India made green history this year, breaking not one but two records. In January, it conducted the world’s largest tender for renewable power that no longer requires fossil-fuel backup. One company, Greenko, will provide 900 megawatts of uninterrupted, unsubsidized power using a combination of solar panels and hydroelectric storage. Another, ReNew, will supply 300 MW of steady power using solar panels and battery storage. In May, ReNew made another successful bid to provide 400 MW of solar power with battery storage. At a levelized first-year cost of 2.90 rupees ($0.04) per kilowatt-hour, it will be among the world’s lowest rate for uninterrupted renewable power—finally making generating and storing clean energy cheaper than burning coal.
India made green history this year, breaking not one but two records.

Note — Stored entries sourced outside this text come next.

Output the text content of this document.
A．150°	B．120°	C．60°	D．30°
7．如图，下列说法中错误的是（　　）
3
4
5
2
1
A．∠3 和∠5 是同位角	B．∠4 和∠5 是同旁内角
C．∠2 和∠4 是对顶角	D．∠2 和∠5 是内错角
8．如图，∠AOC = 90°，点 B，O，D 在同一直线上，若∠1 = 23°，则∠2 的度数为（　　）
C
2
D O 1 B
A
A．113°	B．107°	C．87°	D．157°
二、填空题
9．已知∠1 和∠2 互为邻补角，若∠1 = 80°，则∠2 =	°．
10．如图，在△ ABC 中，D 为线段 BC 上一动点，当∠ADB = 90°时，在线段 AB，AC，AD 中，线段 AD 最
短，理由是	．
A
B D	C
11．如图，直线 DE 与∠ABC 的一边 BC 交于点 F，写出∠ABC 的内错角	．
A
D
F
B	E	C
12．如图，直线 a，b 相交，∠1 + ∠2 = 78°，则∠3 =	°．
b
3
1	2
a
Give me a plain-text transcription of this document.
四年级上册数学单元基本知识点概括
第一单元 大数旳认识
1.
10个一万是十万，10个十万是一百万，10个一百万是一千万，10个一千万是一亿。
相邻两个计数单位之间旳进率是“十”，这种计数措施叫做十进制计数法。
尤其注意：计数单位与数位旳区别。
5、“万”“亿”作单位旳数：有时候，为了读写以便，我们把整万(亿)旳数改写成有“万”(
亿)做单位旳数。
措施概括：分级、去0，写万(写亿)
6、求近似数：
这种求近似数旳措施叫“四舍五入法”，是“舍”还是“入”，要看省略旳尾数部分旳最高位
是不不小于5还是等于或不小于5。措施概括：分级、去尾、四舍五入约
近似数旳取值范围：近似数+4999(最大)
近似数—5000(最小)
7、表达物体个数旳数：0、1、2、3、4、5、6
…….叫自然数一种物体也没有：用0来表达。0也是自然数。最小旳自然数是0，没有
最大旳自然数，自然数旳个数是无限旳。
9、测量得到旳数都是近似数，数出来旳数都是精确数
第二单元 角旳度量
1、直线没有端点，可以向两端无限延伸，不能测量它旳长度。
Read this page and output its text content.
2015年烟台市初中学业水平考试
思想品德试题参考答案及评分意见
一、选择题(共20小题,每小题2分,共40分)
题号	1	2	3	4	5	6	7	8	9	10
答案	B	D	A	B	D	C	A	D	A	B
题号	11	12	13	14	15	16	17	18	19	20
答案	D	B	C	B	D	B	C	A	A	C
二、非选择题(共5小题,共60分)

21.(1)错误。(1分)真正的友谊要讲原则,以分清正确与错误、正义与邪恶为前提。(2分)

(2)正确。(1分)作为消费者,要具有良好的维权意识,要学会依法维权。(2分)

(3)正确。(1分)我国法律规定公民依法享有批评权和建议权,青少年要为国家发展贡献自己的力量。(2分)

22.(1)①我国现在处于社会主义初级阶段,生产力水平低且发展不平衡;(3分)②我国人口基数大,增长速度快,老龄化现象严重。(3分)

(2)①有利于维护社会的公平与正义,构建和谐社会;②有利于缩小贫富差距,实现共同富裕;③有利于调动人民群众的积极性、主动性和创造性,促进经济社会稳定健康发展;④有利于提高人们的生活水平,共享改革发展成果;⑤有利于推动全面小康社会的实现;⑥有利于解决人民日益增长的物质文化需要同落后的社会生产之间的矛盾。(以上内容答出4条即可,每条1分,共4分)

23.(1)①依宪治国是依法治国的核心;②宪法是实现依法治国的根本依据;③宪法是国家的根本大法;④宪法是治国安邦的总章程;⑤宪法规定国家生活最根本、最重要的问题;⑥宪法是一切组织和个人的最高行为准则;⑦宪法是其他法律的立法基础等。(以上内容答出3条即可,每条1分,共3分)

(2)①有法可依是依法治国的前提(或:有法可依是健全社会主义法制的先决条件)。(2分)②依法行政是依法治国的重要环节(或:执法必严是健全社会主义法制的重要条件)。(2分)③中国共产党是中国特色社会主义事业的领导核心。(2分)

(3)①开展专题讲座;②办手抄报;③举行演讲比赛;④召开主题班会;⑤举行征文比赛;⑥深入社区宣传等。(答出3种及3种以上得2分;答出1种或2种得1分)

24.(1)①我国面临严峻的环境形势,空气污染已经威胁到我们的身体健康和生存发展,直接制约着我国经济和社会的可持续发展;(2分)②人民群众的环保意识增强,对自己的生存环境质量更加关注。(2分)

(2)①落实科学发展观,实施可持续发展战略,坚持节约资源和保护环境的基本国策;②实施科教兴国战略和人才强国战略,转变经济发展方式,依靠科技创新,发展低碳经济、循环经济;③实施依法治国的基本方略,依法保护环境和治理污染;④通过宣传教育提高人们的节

India is a major beneficiary of these technological advances because it is rapidly adding generating capacity as it develops, avoiding many of the costly and politically charged adjustments as developed countries replace one energy technology (and its jobs) with another. It also has large stretches of sunny, sparsely populated land for acreage-hungry solar arrays. Low labor costs make the installation and maintenance of renewable generation inexpensive; solar is a low-skilled sector once the panels have left the factory. As India imports the vast majority of its oil and a significant part of its coal, it is happy to replace costly imports with home-generated clean energy, which also helps explain the relative lack of opposition to it.
What’s more, the country’s power supply has been unreliable, its national energy grid feeble, and electricity beyond the reach of nearly 100 million rural homes. As solar panels and battery storage become cheaper and diffuse across the subcontinent, a major impediment to India’s development and prosperity will be removed. That’s something Tata Power and the Rockefeller Foundation hope to accelerate: Last November, they announced a collaborative effort to set up 10,000 so-called microgrids in Indian villages by 2026, connecting more than 5 million households to small distribution networks of local renewable power.
With India’s costs already among the lowest in the world, it is at the cusp of an age of truly competitive, unsubsidized clean energy. When the price of solar panels and batteries falls another 50 percent, as is likely during the next three years, market forces will take over, and Indian consumers will take the clean-energy mantle from the government—something that still looks quite a ways off in most developed countries. As Europe loses momentum in its transition to clean energy, as a possible new U.S. administration struggles to get green policies back on track, and as China makes great strides in finally turning away from fossil fuels, India will play an increasingly important global role in transitioning the planet to a cleaner, safer, more sustainable future.